In March 2020, when much of society shut down, Wells joined the Cleveland (Ohio) Pandemic Response as a lead coordinating volunteer and a founding member. “As a mutual-aid organization, we worked to respond to direct economic and legal hardships in the Cleveland area by connecting community members in need with community members available to help. … I am particularly proud of our ability to respond to the educational needs of low-income families with young children, as we provided over 100 laptops to families in need. We also helped to connect these families to books, learning kits, and free childcare for essential workers unable to be at home during the day.”

Wells majored in English, Spanish, and Political Science as a Rutgers student. 

As an intern in Cusco, Peru, with the National Office of the Public Prosecutor (Ministerio Público Fiscalía de la Nación), she assisted full-time governmental workers to understand barriers to education for adolescents, visiting schools and homes to talk with students and parents.

“I believe that a person within a community will always know the best ways to aid that community, and my work in Cusco responded directly to the needs of local people,” she said. “This form of community involvement was critical, as it taught me how to support other communities as they drive their own social changes in accordance with their experiences.”

At Rutgers, Wells was a lead tutor with the Plangere Writing Center for three years. Whild students were home during the pandemic, Wells found herself helping her peers not only with writing, but in coping with isolation, adapting to online courses, and living at home. 

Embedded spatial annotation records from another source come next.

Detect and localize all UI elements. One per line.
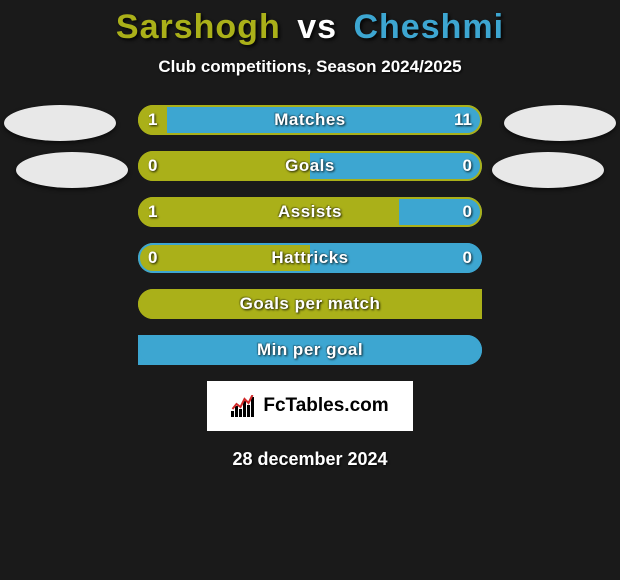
logo-chart-icon [231,395,257,417]
stat-bar-row: 111Matches [138,105,482,135]
stat-label: Goals [138,151,482,181]
subtitle: Club competitions, Season 2024/2025 [0,57,620,77]
stat-bar-row: 00Hattricks [138,243,482,273]
comparison-arena: 111Matches 00Goals 10Assists 00Hattricks Goa… [0,105,620,365]
logo-text: FcTables.com [263,395,388,417]
player-oval [504,105,616,141]
stat-label: Goals per match [138,289,482,319]
stat-bar-row: Goals per match [138,289,482,319]
stat-bar-row: 10Assists [138,197,482,227]
stat-bar-row: 00Goals [138,151,482,181]
stat-label: Min per goal [138,335,482,365]
player-oval [4,105,116,141]
vs-label: vs [297,8,337,46]
stat-bar-row: Min per goal [138,335,482,365]
stat-bar-list: 111Matches 00Goals 10Assists 00Hattricks Goa… [138,105,482,365]
source-logo: FcTables.com [207,381,413,431]
page-title: Sarshogh vs Cheshmi [0,8,620,47]
player-oval [16,152,128,188]
stat-label: Assists [138,197,482,227]
player-oval [492,152,604,188]
stat-label: Matches [138,105,482,135]
player1-name: Sarshogh [116,8,281,46]
stat-label: Hattricks [138,243,482,273]
player2-name: Cheshmi [353,8,504,46]
snapshot-date: 28 december 2024 [0,449,620,470]
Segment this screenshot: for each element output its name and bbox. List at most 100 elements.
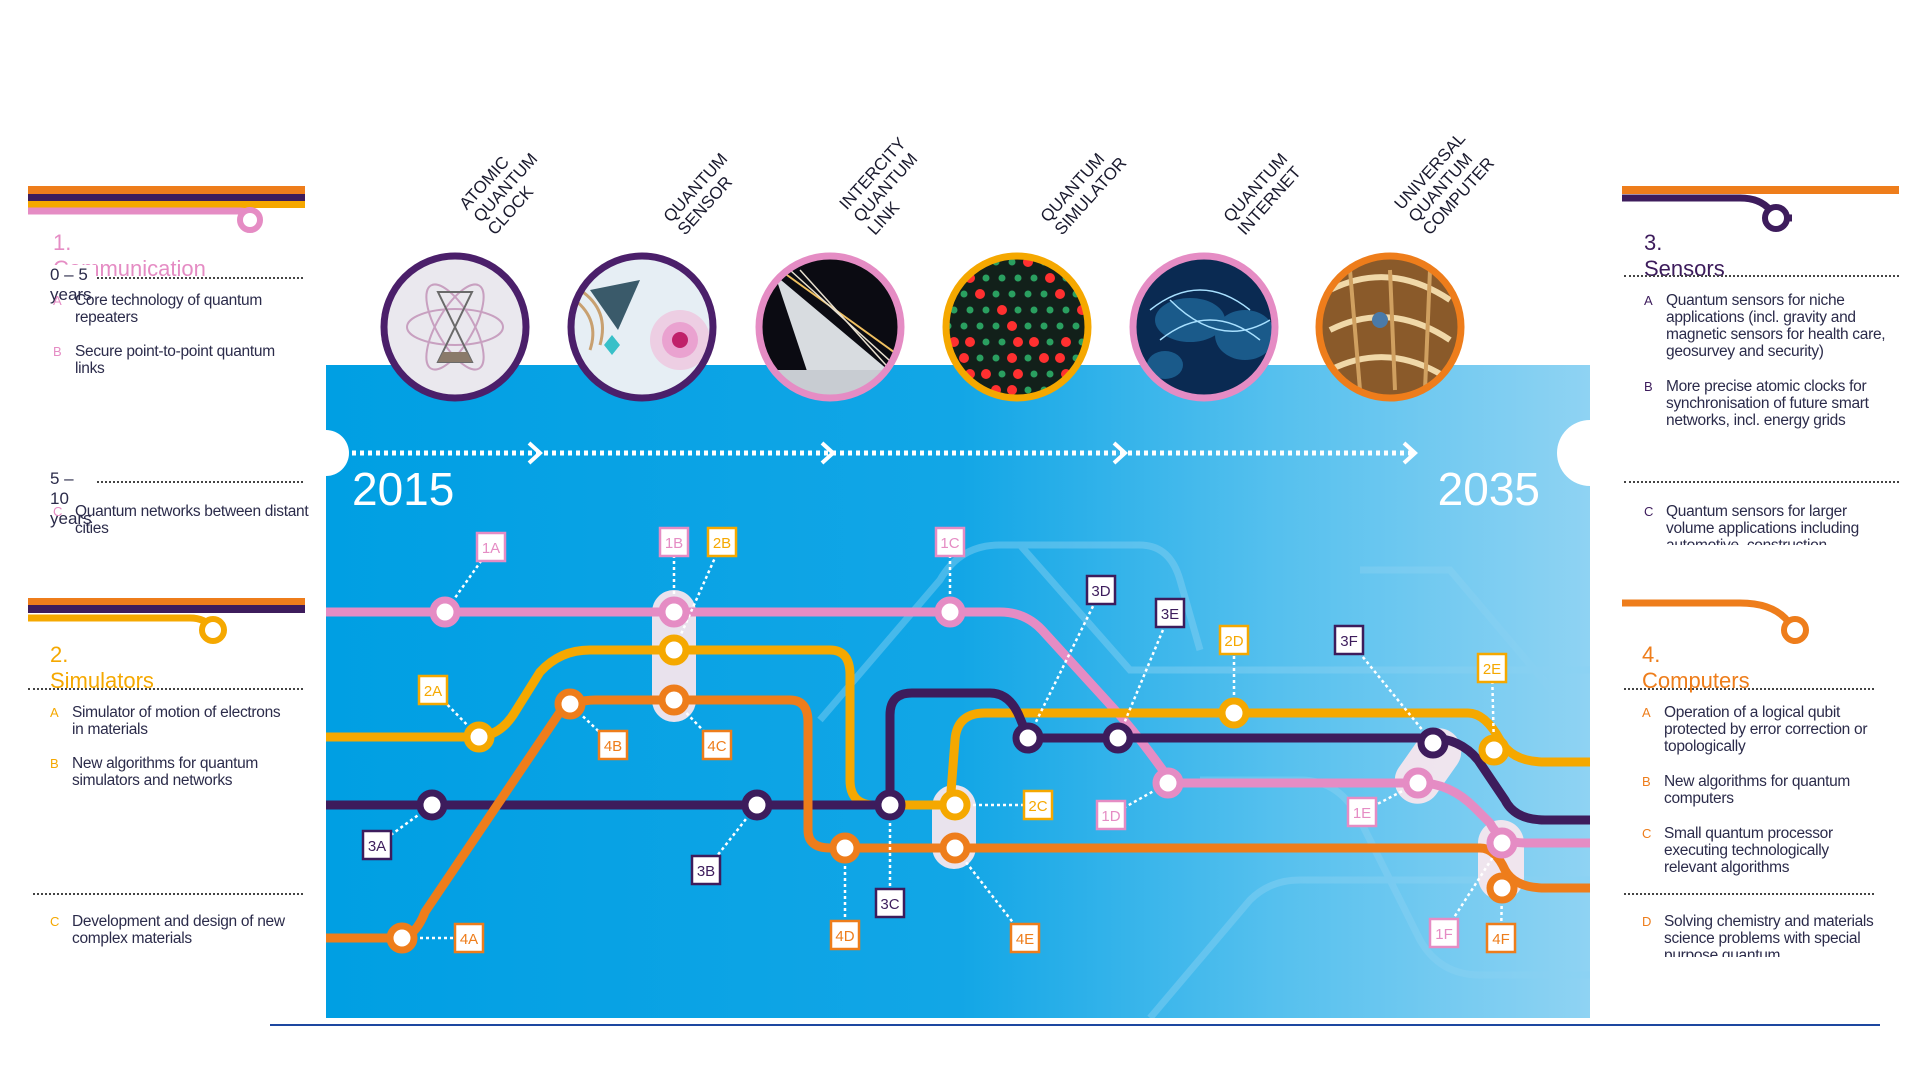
label-box-2c [1022,789,1054,821]
years-label: 5 – 10 years [50,469,96,529]
milestone-ring [380,252,530,402]
label-box-3c [874,887,906,919]
sim-dot [1046,306,1054,314]
label-box-3b [690,854,722,886]
end-year: 2035 [1438,463,1540,515]
item-letter: A [53,293,62,308]
label-2b: 2B [713,535,731,552]
sim-dot [1045,273,1055,283]
station-2b [658,634,690,666]
item-text: New algorithms for quantum computers [1664,773,1851,807]
sim-dot [1078,274,1085,282]
label-box-1f [1428,917,1460,949]
station-4e [939,832,971,864]
station-4f [1486,872,1518,904]
sensors-header-graphic [1622,186,1899,232]
station-1e [1402,767,1434,799]
milestone-label: UNIVERSALQUANTUMCOMPUTER [1391,128,1498,238]
station-3e [1102,722,1134,754]
sim-dot [1089,355,1096,362]
sim-dot [1039,353,1049,363]
divider [53,277,303,279]
sim-dot [976,322,984,330]
item-text: Solving chemistry and materials science … [1664,913,1874,957]
sim-dot [1040,290,1048,298]
label-2a: 2A [424,683,442,700]
sim-dot [1030,306,1038,314]
stations: 1A 1B 1C 1D 1E 1F 2A 2B 2C 2D 2E 3A 3B 3C 3D 3E 3F 4A 4B 4C… [361,526,1518,954]
computers-header-graphic [1622,599,1809,644]
sim-dot [982,306,990,314]
sim-dot [1089,291,1096,298]
sim-dot [982,274,990,282]
sim-dot [1013,337,1023,347]
label-box-4d [829,919,861,951]
milestone-ring [942,252,1092,402]
sim-dot [1007,353,1017,363]
item-text: Secure point-to-point quantum links [75,343,275,377]
sim-dot [1056,259,1064,266]
simulator-line [326,645,1590,810]
sim-dot [949,322,952,330]
milestone-intercity-quantum-link [755,252,905,402]
station-2c [939,789,971,821]
milestone-labels: ATOMICQUANTUMCLOCK QUANTUMSENSOR INTERCITY… [456,128,1498,239]
milestone-quantum-sensor [567,252,717,402]
sim-dot [1040,322,1048,330]
label-2e: 2E [1483,661,1501,678]
station-4c [658,684,690,716]
item-letter: C [1642,826,1652,841]
timeline-chevron [1402,441,1418,465]
sim-dot [1095,339,1102,346]
label-2c: 2C [1028,798,1047,815]
item-letter: C [50,914,60,929]
label-box-2b [706,526,738,558]
sim-dot [1029,337,1039,347]
sim-dot [1008,259,1016,266]
milestone-ring [755,252,905,402]
station-4d [829,832,861,864]
item-text: Simulator of motion of electrons in mate… [72,704,281,738]
label-box-4e [1009,922,1041,954]
sim-dot [966,306,974,314]
station-3a [416,789,448,821]
item-text: Quantum sensors for niche applications (… [1666,292,1886,360]
leader-line-4e [954,847,1026,939]
milestone-ring [1315,252,1465,402]
station-3f [1417,727,1449,759]
divider [1624,275,1899,277]
label-4f: 4F [1492,931,1510,948]
simulators-header-graphic [28,598,305,644]
label-box-3e [1154,597,1186,629]
label-box-1a [475,531,507,563]
left-notch [303,430,349,476]
label-box-1e [1346,796,1378,828]
sim-dot [950,274,958,282]
sim-dot [960,322,968,330]
milestone-quantum-internet [1129,252,1279,402]
sim-dot [1024,386,1032,394]
milestone-label: ATOMICQUANTUMCLOCK [456,137,556,239]
milestone-label: INTERCITYQUANTUMLINK [836,134,938,239]
sim-dot [982,338,990,346]
sim-dot [1089,259,1096,266]
simulators-title: 2. Simulators [50,642,154,693]
divider [1624,481,1899,483]
milestone-atomic-quantum-clock [380,252,530,402]
sim-dot [998,370,1006,378]
sim-dot [950,306,958,314]
item-letter: A [1644,293,1653,308]
label-box-3a [361,829,393,861]
label-3f: 3F [1340,633,1358,650]
label-3d: 3D [1091,583,1110,600]
item-letter: B [50,756,59,771]
milestone-label: QUANTUMSENSOR [660,149,746,238]
item-letter: C [53,504,63,519]
item-text: More precise atomic clocks for synchroni… [1666,378,1869,429]
item-text: Core technology of quantum repeaters [75,292,262,326]
sim-dot [992,354,1000,362]
sim-dot [1072,259,1080,266]
station-1f [1486,827,1518,859]
label-4c: 4C [707,738,726,755]
sim-dot [1024,354,1032,362]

She also served as president of the Rutgers Veg Society, a group for vegan, vegetarian, and veg-curious students. The Veg Society has advocated for expanded food options in Rutgers dining halls as well as more accessible food labels for students with allergies and dietary needs. While students were home, the Veg Society held online parties, cooking nights, and trivia games, and encouraged students to share vegan statistics in their hometowns. The Veg Society is compiling a cookbook to benefit the Happy Animal Sanctuary in Howell, New Jersey.